Pastor’s Note: Being Enthralled

• “To what then shall I compare the people of this generation, and what are they like? They are like children sitting in the marketplace and calling to one another, ‘We played the flute for you, and you did not dance; we sang a dirge, and you did not weep.’ For John the Baptist has come eating no bread and drinking no wine, and you say, ‘He has a demon.’ The Son of Man has come eating and drinking, and you say, ‘Look at him! A glutton and a drunkard, a friend of tax collectors and sinners!’ Yet wisdom is justified by all her children” (Luke 7:31ff).

• There is nothing capable of enrapturing the Pharisees, nothing that will enthrall them, beguile, captivate them. They extinguish what might compel them to ecstasy, they dismiss what might dismay them. The subtle shift from sober orthodoxy to spiritual lethargy has passed unnoticed. Dorothy Sayers, in a fit of pure genius, once wrote: “The sixth deadly sin is named…Sloth. The world calls it Tolerance; but in hell it is called Despair. It is the sin which believes in nothing, cares for nothing, seeks to know nothing, interferes with nothing, enjoys nothing, loves nothing, hates nothing, finds purpose in nothing, lives for nothing, and only remains alive because there is nothing for which it would die.” I shared that with a younger friend several years back and he wrote back, “that’s my generation.”
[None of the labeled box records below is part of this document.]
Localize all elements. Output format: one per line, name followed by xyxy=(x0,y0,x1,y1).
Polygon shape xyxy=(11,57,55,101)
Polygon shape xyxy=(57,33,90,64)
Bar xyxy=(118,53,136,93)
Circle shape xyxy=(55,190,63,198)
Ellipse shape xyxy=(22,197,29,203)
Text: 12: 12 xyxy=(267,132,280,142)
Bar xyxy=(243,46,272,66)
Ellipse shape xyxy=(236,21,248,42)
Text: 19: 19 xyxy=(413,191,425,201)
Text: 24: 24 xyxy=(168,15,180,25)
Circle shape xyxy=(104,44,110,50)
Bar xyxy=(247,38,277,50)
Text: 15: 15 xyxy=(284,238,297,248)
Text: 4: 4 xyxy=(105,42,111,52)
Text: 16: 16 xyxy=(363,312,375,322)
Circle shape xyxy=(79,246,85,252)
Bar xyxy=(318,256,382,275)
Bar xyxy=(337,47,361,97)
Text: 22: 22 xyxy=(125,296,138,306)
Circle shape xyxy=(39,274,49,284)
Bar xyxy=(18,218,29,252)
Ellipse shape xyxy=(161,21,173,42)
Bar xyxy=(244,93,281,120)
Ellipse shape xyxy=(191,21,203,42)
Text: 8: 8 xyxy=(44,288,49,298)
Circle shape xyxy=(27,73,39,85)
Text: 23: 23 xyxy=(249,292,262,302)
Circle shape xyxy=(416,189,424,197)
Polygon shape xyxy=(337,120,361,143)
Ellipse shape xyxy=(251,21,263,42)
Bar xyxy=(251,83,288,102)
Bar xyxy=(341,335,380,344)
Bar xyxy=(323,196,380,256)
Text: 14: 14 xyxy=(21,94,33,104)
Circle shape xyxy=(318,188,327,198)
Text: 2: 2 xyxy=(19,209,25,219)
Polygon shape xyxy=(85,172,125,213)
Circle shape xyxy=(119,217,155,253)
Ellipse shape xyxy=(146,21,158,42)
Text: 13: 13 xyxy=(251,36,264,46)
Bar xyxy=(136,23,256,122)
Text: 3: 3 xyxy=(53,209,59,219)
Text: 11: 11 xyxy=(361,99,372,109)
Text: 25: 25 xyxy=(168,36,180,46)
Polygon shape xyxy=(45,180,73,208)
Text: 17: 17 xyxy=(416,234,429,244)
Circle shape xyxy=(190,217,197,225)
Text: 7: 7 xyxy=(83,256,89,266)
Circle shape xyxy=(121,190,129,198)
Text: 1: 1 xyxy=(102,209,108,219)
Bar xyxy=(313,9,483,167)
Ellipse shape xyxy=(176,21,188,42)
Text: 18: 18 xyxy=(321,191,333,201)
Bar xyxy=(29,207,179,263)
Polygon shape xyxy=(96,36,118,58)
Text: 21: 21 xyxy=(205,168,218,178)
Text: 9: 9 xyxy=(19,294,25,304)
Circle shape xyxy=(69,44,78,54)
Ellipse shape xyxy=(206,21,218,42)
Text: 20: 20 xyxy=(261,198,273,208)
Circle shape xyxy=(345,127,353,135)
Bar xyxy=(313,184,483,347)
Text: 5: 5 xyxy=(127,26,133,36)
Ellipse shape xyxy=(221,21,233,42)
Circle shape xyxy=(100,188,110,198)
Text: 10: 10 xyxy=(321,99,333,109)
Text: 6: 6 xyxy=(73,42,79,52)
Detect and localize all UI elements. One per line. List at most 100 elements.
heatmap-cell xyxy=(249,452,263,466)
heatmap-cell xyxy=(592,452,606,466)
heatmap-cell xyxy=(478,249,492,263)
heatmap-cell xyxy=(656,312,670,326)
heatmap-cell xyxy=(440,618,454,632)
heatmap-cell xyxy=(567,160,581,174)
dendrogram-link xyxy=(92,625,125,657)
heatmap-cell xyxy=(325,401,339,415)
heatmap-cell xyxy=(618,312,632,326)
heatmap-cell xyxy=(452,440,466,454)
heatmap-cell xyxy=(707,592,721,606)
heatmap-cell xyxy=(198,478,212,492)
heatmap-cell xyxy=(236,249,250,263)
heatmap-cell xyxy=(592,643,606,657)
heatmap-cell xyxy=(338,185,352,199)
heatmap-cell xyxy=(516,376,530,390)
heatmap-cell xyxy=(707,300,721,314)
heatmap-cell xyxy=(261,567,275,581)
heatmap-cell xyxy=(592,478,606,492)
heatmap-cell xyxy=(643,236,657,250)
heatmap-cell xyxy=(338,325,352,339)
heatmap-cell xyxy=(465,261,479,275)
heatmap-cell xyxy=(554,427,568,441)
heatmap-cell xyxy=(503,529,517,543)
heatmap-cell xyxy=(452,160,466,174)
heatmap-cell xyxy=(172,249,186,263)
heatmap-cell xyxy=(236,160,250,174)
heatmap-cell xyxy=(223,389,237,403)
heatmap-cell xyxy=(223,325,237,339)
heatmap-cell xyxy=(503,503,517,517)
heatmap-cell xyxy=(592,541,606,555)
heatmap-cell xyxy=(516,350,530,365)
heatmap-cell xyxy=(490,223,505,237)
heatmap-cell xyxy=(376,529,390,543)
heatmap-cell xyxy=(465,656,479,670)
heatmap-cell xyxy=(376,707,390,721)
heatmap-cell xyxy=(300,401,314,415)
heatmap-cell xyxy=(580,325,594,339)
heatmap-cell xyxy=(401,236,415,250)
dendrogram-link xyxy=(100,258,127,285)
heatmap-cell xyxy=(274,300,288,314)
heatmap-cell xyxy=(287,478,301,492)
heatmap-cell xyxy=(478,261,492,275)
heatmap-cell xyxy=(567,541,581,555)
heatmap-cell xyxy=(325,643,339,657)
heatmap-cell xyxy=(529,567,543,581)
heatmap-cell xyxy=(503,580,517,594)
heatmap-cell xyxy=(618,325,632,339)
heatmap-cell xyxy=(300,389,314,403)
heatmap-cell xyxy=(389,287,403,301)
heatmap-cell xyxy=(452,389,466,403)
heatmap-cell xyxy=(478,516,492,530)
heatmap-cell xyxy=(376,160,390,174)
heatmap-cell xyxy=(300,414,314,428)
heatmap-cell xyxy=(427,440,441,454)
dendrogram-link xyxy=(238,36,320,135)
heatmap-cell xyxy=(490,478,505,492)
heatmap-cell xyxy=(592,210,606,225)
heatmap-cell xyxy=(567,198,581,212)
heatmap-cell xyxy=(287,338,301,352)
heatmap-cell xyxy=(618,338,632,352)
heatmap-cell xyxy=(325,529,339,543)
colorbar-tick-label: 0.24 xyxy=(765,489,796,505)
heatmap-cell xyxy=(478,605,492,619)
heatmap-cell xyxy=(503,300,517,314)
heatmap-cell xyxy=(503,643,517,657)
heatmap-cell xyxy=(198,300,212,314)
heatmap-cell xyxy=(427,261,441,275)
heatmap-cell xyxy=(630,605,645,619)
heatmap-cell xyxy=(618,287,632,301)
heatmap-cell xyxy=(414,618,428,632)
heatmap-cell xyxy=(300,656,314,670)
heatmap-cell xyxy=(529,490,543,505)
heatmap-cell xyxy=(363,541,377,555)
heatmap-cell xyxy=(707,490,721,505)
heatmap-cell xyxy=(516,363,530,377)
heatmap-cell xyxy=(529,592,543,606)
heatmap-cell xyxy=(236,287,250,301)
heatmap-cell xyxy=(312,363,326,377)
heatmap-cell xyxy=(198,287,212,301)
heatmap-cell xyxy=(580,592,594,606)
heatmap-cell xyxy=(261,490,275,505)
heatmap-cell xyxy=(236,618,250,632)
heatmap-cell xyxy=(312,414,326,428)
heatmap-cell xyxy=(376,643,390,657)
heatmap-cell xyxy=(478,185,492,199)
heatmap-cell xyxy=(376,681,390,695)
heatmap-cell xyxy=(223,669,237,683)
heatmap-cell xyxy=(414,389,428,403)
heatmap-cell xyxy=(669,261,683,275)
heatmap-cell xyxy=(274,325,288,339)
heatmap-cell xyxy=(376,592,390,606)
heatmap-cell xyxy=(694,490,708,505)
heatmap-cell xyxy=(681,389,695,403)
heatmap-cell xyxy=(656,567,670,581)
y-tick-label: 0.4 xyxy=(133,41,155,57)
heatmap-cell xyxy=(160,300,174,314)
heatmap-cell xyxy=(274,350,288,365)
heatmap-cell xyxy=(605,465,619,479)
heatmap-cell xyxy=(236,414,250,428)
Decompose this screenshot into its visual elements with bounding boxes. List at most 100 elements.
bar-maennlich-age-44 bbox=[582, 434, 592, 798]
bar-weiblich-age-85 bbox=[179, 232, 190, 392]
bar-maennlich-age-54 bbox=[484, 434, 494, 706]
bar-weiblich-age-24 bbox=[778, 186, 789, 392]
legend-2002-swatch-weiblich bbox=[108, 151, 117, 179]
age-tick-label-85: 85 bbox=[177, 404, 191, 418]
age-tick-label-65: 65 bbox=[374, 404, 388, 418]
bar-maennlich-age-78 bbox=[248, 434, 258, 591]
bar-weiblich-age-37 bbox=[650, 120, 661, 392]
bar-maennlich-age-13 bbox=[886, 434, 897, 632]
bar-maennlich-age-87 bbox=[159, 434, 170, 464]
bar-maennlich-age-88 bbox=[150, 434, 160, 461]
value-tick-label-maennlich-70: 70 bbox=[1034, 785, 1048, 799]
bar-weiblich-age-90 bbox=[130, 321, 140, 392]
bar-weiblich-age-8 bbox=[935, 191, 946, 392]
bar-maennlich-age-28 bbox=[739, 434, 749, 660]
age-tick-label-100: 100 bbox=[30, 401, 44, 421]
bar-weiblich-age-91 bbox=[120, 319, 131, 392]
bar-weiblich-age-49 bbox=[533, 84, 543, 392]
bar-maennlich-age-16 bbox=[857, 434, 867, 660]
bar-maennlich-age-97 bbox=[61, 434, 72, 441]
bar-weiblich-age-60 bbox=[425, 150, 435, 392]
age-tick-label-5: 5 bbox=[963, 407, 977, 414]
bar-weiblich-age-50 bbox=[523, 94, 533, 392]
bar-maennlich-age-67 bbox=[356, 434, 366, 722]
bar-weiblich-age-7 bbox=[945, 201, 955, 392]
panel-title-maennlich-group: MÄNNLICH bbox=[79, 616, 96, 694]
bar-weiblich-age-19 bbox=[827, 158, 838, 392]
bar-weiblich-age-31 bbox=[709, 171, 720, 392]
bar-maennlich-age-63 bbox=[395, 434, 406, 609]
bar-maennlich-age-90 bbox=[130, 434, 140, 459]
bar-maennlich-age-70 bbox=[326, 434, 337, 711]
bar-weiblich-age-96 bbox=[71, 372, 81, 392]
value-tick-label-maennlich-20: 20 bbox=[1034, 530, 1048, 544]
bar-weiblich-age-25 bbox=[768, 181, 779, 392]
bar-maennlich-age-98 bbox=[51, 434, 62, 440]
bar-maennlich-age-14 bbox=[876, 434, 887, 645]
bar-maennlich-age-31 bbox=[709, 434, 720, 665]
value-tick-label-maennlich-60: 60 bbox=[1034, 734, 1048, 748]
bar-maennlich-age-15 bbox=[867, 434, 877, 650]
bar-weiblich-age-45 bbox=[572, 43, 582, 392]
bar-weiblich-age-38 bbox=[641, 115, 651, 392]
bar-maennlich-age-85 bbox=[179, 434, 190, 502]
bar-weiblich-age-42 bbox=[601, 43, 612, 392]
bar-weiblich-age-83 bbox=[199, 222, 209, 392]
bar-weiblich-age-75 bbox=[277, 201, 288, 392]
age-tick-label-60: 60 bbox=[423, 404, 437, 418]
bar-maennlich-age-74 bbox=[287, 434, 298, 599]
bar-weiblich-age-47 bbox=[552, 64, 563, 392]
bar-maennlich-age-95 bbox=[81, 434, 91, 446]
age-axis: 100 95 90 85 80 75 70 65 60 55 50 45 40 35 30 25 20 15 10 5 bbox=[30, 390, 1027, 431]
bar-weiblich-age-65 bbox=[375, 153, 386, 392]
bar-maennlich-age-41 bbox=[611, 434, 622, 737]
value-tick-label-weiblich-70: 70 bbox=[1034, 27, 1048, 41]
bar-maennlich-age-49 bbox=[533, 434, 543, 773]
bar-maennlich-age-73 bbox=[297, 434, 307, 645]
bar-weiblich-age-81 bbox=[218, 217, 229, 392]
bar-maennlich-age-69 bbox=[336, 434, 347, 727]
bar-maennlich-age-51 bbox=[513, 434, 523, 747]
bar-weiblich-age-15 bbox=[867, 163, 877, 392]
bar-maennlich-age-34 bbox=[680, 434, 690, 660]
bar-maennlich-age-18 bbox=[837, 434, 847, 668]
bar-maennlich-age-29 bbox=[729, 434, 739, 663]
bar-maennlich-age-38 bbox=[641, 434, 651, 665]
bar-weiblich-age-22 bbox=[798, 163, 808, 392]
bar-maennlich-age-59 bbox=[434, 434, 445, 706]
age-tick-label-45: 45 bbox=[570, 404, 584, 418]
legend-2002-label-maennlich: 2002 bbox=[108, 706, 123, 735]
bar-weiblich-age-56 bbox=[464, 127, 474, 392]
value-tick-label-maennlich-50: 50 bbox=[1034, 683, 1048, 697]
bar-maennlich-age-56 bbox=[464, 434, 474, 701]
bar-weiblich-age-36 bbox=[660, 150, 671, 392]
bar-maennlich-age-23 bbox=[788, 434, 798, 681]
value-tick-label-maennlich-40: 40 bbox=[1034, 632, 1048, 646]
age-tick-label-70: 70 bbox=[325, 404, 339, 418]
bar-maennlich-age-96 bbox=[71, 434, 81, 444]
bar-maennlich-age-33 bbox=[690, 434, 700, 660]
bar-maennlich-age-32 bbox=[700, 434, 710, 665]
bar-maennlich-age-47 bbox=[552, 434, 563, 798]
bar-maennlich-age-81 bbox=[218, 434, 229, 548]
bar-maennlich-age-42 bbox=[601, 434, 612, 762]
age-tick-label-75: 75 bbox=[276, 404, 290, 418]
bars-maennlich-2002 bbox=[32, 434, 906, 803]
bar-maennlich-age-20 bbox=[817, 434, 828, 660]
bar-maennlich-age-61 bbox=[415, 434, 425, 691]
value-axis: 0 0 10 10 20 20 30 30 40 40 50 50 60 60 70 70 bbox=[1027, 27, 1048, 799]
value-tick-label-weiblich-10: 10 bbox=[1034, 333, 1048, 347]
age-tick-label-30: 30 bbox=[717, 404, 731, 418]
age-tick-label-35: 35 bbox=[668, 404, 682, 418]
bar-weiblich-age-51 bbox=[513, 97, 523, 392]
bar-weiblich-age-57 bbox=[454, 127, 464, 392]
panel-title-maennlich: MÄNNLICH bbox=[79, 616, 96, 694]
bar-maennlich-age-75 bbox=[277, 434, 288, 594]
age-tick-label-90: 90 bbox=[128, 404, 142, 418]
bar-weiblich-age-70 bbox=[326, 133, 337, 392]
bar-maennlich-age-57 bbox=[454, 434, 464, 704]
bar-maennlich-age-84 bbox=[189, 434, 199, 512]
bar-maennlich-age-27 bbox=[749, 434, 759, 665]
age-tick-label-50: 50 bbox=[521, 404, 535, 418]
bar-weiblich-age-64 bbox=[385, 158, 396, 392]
• Of course, it’s every generation. Terrified of being caught in some foolish enthusiasm, where open-hearted, childlike sincerity becomes the target of snark and ridicule, we learn to dismiss the things that might enchant and enthrall us. Or, having once given our hearts away, and having had our hearts pierced, we decide we will never again be taken. “No man’s fool” is a phrase my father’s generation applied to that mindset. It was usually a term of praise, yet Lewis once asked, what’s the point of always “seeing through” things if we never actually see anything?

• Jesus enthralled all who were still capable of being enthralled. To some he gave that ability again. When he said to the disciples “come and see” it was not so much about where he was sleeping that night, but about the possibility of believing again. What was too good to be true had become true. Those who gave away their hearts, those who followed, were soon beguiled, captivated, enraptured. But you had to accept the gamble. You had to shove all your earnings to the center of the table and throw down your cards.

• Stop guarding yourself. To follow Christ is to entrust yourself to him, then offer yourself as a living sacrifice. Yes, you will lose your life. But only then will you find it.